Come on in, grab a seat, and let's have a talk about the proper diet basics for all companion parrots. Once you have the basics down then start your menu planning. Don't worry we have chop, foraging cups and shopping lists all available at the tip of your fingers.
We advocate a balanced LOW ENERGY diet for your companion bird including healthy variety feedings of 70% low energy dark green leafy and Vitamin A packed red and yellow veggies; 20% LOW ENERGY, quality pellet like ZuPreem or Roudybush; and finally 10% fruit and tree nuts for the treats.
NOTE: Not applicable for Eclectus or Lorikeets parrots.
We recommend Roudybush for the dusty (old world) birds, and ZuPreem (Daily maintenance only ) for the (new world) Macaws and Asiatics. When in doubt READ the ingredients if you see seeds or peanuts or potato then it is not recommended.
Chop is the best way to give your companion bird this 100% daily diet.
Chop is a finely-chopped or processed mix of fresh and cooked foods prepared for birds. Breeders have been making mixes like this for many years but popularity has recently increased in pet birds because it's a sure-fire way to get them to try (and even learn to enjoy) their veggies. Chop mixes are a great way to introduce new foods to birds who are fussy about what they eat. It is an easy way to offer a wide variety of foods daily, as mixes can be made in a big batch and frozen, thawing a daily amount as needed.
Chop may look foreign to your bird so he will need to be taught to eat it. Find a favorite and mix it in with what you want them to eat. This could be nut flour, almond butter or organic unsweetened applesauce. As they forage out the chosen pieces, they will learn that indeed it is all food and eventually eat it all.
Ok so you have your determination in hand and are ready to do this!
Purchase the correct recommended pellets for your birds as described above. If you are feeding commercial seeds, sunflower seeds or peanuts TOSS THEM AND DON'T LOOK BACK! No animal proteins!
At 6pm remove all food, leaving the water (including pellets).
In the morning, you will have a very hungry bird, give a SMALL serving (the size of the head) of chop. This is where we find out if your bird recognizes this as food and jumps right in or if she will need to be taught.
(if your bird doesn't dig in)
If your bird does not eat it right away, wait an hour and remove the food and wait 20 minutes then put it back. Try this a few times. Here are some examples of things to do to encourage them to eat it
- Add their favorite enticing food.
- Eat it with them showing them it is not poison.
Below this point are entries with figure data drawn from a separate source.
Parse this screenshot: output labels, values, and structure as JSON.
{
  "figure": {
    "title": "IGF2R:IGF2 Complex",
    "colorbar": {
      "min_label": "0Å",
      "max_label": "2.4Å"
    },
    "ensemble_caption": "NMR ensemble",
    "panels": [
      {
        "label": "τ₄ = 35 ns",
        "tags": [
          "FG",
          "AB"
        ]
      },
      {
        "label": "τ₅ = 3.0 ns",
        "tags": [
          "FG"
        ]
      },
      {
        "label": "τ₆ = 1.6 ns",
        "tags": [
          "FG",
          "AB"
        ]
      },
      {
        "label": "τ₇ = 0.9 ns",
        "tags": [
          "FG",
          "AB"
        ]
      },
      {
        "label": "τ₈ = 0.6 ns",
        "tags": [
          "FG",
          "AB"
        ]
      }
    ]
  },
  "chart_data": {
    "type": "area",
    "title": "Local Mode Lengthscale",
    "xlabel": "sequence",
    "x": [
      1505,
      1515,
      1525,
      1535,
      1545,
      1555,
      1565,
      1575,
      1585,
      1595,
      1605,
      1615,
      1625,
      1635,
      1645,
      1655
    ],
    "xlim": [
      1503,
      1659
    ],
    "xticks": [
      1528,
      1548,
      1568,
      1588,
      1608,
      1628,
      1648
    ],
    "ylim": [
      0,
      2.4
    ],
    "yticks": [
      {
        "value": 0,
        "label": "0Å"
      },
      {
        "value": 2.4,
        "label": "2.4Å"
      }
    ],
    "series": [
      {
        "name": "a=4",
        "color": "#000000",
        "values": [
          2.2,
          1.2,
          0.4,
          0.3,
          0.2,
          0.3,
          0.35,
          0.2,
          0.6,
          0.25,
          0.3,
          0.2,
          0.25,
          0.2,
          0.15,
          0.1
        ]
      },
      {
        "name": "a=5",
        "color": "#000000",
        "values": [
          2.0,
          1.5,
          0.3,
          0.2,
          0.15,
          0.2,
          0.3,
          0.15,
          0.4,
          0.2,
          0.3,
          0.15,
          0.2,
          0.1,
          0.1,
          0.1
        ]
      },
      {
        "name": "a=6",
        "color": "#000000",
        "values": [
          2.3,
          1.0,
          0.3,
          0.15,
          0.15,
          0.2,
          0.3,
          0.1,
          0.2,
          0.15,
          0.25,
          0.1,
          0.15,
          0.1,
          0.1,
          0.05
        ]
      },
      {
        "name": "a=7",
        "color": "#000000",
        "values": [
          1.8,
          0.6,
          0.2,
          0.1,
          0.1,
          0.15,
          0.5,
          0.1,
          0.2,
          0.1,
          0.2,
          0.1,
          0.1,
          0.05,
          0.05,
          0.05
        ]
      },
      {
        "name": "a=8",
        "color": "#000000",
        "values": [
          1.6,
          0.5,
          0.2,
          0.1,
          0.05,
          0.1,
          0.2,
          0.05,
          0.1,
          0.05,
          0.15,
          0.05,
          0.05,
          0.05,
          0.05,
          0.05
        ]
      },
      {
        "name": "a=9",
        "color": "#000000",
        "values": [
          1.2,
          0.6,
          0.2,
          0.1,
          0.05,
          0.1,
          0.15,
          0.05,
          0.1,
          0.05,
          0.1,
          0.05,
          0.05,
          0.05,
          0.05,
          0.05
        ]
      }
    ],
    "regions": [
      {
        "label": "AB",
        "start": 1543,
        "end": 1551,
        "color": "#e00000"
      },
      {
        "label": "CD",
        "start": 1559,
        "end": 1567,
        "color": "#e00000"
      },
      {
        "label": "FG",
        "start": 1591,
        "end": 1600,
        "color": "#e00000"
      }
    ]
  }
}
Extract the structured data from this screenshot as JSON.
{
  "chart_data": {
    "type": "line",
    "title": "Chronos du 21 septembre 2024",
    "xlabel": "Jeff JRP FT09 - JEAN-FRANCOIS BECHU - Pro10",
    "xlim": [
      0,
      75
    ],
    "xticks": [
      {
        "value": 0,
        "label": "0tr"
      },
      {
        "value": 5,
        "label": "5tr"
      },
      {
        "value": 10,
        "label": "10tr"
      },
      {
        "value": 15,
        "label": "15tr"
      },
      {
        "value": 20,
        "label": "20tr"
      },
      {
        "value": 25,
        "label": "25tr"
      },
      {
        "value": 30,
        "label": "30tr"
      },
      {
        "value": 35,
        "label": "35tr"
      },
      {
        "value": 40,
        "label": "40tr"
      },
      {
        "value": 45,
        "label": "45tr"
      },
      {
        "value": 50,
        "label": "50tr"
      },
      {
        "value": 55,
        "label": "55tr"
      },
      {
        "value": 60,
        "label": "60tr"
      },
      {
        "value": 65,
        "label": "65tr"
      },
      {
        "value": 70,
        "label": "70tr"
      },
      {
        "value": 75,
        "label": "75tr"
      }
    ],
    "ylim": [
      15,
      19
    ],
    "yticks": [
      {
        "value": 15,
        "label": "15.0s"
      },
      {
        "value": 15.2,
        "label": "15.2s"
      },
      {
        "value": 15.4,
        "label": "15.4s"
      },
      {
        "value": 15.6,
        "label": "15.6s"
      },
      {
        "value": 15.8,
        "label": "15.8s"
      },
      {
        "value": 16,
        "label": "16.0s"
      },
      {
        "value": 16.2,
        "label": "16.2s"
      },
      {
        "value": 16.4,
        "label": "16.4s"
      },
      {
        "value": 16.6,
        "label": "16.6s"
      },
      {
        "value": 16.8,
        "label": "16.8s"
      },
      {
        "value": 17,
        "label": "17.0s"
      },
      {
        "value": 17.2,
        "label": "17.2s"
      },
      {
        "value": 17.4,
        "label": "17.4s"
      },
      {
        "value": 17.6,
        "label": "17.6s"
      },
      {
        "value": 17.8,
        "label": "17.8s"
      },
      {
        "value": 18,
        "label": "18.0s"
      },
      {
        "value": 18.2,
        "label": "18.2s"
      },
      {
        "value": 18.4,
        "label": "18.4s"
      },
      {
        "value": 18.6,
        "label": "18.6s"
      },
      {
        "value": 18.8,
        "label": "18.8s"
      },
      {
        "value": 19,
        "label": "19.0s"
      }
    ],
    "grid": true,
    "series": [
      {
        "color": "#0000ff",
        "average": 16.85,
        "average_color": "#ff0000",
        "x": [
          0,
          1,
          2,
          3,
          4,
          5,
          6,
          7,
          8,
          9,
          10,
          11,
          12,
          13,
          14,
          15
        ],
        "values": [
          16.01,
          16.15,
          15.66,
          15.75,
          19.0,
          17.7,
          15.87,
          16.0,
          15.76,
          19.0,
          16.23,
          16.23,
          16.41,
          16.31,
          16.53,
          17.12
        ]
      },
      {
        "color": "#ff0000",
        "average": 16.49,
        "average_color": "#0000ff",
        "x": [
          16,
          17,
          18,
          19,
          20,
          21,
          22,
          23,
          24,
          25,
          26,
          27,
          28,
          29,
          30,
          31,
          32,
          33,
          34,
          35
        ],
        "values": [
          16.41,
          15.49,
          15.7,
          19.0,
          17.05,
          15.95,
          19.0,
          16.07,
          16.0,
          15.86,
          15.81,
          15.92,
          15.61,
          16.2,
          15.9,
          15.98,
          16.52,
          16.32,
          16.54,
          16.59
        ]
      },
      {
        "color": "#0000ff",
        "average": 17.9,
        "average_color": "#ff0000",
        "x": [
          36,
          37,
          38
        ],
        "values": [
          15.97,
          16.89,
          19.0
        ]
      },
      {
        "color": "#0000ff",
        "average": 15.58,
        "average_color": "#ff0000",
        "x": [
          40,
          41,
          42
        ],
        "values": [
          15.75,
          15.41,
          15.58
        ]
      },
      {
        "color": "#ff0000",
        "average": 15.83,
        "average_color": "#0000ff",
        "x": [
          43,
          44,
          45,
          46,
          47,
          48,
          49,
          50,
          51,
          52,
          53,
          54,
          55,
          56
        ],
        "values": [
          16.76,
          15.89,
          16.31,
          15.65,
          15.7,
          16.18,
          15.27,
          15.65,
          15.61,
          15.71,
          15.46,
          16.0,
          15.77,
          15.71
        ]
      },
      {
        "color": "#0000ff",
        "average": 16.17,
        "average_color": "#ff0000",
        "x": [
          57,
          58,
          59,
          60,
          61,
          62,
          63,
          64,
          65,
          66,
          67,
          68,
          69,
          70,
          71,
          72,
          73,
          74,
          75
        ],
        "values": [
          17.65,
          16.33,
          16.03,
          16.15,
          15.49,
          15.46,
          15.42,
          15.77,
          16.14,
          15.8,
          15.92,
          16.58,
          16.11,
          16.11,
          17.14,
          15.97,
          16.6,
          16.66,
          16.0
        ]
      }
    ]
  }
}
- Dress it up! We have a full section on this for you.
By afternoon, feed a normal helping of pellets (about the size of your bird's head). At 6 p.m. remove all so you can start again the next day.
When you are assured your bird is eating, this will not be necessary.
To start they will pick and choose , but over time they will grow brave enough to try it all. This can be a harrowing time but I assure you a hungry healthy bird will eat and NOT starve. You are the flock leader and you can teach them to eat.
Do not leave uneaten chop in the cage for more than 6 hours, toss it!
This is a rough guide to serving size:
- Very small birds like budgies should be fed 1-2 tsps;
- Small birds like Cockatiel/Conure/Ringneck,1–2 Tbsp
- Medium sized birds like Eclectus/Galah/Cockatoo/Amazon, 2-4 Tbsps;
- Large birds like Macaws 4-6 Tbsps.
If they eat it all, give them more. They can have as much Chop as they will eat.